La chanteuse country de 46 ans fait partie des neuf artistes porte-paroles de la Guignolée des médias, qui se tient aujourd’hui au Québec.

Ayant elle-même connu la précarité alimentaire, elle n’a pas à chercher bien loin les raisons qui l’ont poussée à s’impliquer. Car personne n’est à l’abri d’un coup dur, rappelle-t-elle.

À la rue

Elle a grandi à Girardville, au Saguenay—Lac-Saint-Jean. Son père gagnait bien sa vie comme camionneur.

«Quand je revenais de l’école, je savais qu’il y aurait quelque chose à manger et que ce serait bon», se souvient-elle.

Mais son père avait un problème d’alcoolisme et de jeu compulsif.
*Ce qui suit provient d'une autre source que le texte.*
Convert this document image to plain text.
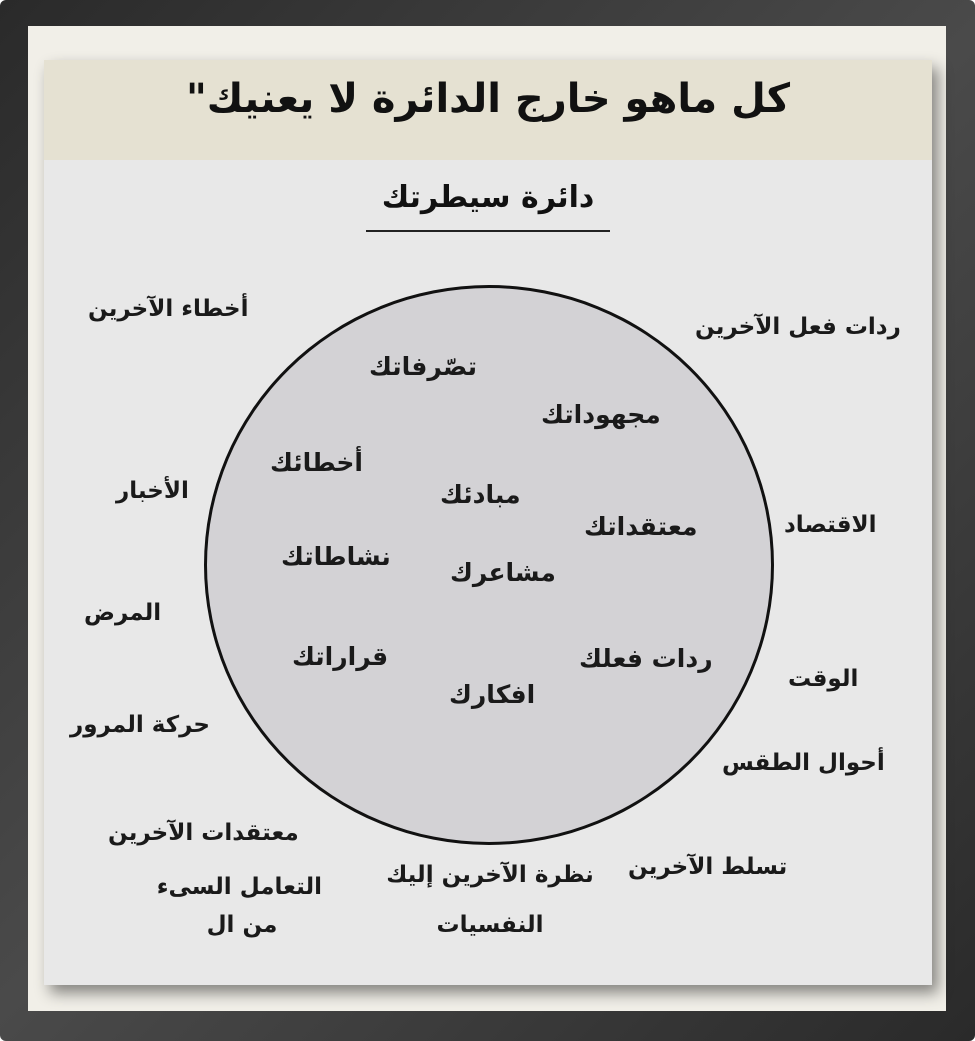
كل ماهو خارج الدائرة لا يعنيك"
دائرة سيطرتك
تصّرفاتك
مجهوداتك
أخطائك
مبادئك
معتقداتك
نشاطاتك
مشاعرك
قراراتك	ردات فعلك
افكارك
ردات فعل الآخرين
الاقتصاد
الوقت
أحوال الطقس
تسلط الآخرين
أخطاء الآخرين
الأخبار
المرض
حركة المرور
معتقدات الآخرين
التعامل السىء
من ال
نظرة الآخرين إليك
النفسيات
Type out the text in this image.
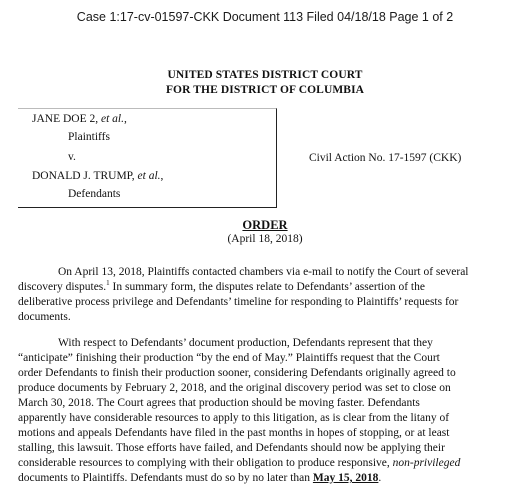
Case 1:17-cv-01597-CKK Document 113 Filed 04/18/18 Page 1 of 2
UNITED STATES DISTRICT COURT
FOR THE DISTRICT OF COLUMBIA
JANE DOE 2, et al.,
Plaintiffs
v.
DONALD J. TRUMP, et al.,
Defendants
Civil Action No. 17-1597 (CKK)
ORDER
(April 18, 2018)
On April 13, 2018, Plaintiffs contacted chambers via e-mail to notify the Court of several
discovery disputes.$^1$ In summary form, the disputes relate to Defendants’ assertion of the
deliberative process privilege and Defendants’ timeline for responding to Plaintiffs’ requests for
documents.
With respect to Defendants’ document production, Defendants represent that they
“anticipate” finishing their production “by the end of May.” Plaintiffs request that the Court
order Defendants to finish their production sooner, considering Defendants originally agreed to
produce documents by February 2, 2018, and the original discovery period was set to close on
March 30, 2018. The Court agrees that production should be moving faster. Defendants
apparently have considerable resources to apply to this litigation, as is clear from the litany of
motions and appeals Defendants have filed in the past months in hopes of stopping, or at least
stalling, this lawsuit. Those efforts have failed, and Defendants should now be applying their
considerable resources to complying with their obligation to produce responsive, non-privileged
documents to Plaintiffs. Defendants must do so by no later than May 15, 2018.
Il avait beau être travaillant, il accumulait les dettes.

Un jour, quand elle avait 13 ou 14 ans, la famille a reçu un appel de la banque : leur maison ne leur appartenait plus.

«On s’est retrouvés à la rue [...] C’est comme un coup de masse en plein front», illustre-t-elle.

Honte

Avec sa mère et ses petits frères, elle a changé de village.

«On avait trop honte». Car demander de l’aide est d’autant plus gênant dans les petits villages où tout le monde se connaît, souligne-t-elle.

Elle se souvient d’ailleurs de sa mère qui hésitait à aller s’inscrire à l’aide sociale. «Mais je lui ai dit : “on n’a pas le choix”».

Une tante leur avait fait livrer un panier de Noël rempli de nourriture.

«Secrètement, précise-t-elle, car on ne l’aurait pas demandé, même si on en avait besoin.»

Au début, cette situation semblait si «irréelle» que le déni était facile. «On se disait : “non, non, on ne fait pas pitié. D’autres en ont plus besoin que nous”.»

Cette période difficile a duré environ un an et demi, mais l’a marquée pour la vie.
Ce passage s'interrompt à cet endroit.